Qui seront les grands gagnants de la tokenisation : les opérateurs boursiers, les grands exchanges crypto comme Binance ou Coinbase qui ne cachent pas leurs ambitions dans le domaine, ou bien la combinaison des deux ? 

Euronext ne voit pas Binance et Coinbase comme des concurrents. Ces acteurs se sont développés sur les exchanges crypto car la plupart des tokens échangés sont soit des utility tokens soit des crypto-monnaies. Il est envisageable d'imaginer une convergence à long terme entre les bourses traditionnelles et les exchanges crypto à travers les infrastructures blockchain et entrer ainsi en phase de maturité. Je pense plutôt à la complémentarité d'un écosystème.
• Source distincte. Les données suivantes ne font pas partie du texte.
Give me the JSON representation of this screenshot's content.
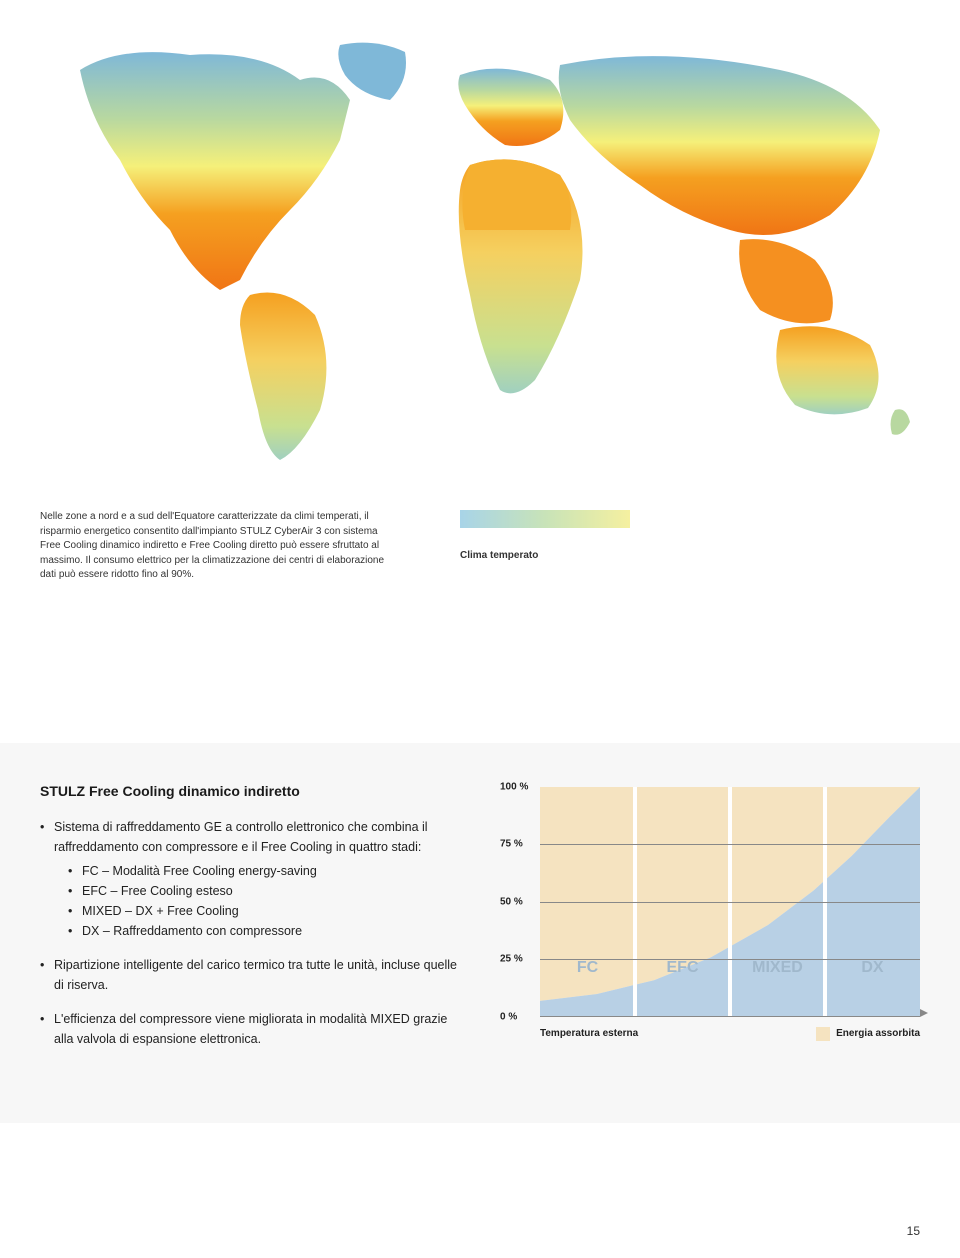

"On a des conversations avec les émetteurs qui commencent à regarder les STO"

L'histoire boursière est une histoire d'innovations : la dématérialisation des titres dans les années 80, la globalisation des marchés financiers, le trading algorithmique, la capacité à traiter en temps réel... A chaque fois, les bourses ont pu se transformer et continuer à jouer leur rôle de financement de l'économie.

Avez-vous prévu d'autres investissements dans le blockchain ?

Nous avons une approche sélective de nos participations dans des start-up. Euronext est une société de taille raisonnable, pas un grand groupe. Nous choisissons nos investissements avec attention dans une logique de partage d'innovation et de croissance. Euronext a clairement une ambition sur ce sujet mais je ne peux pas dire si elle passera par des investissements ou d'autres voies.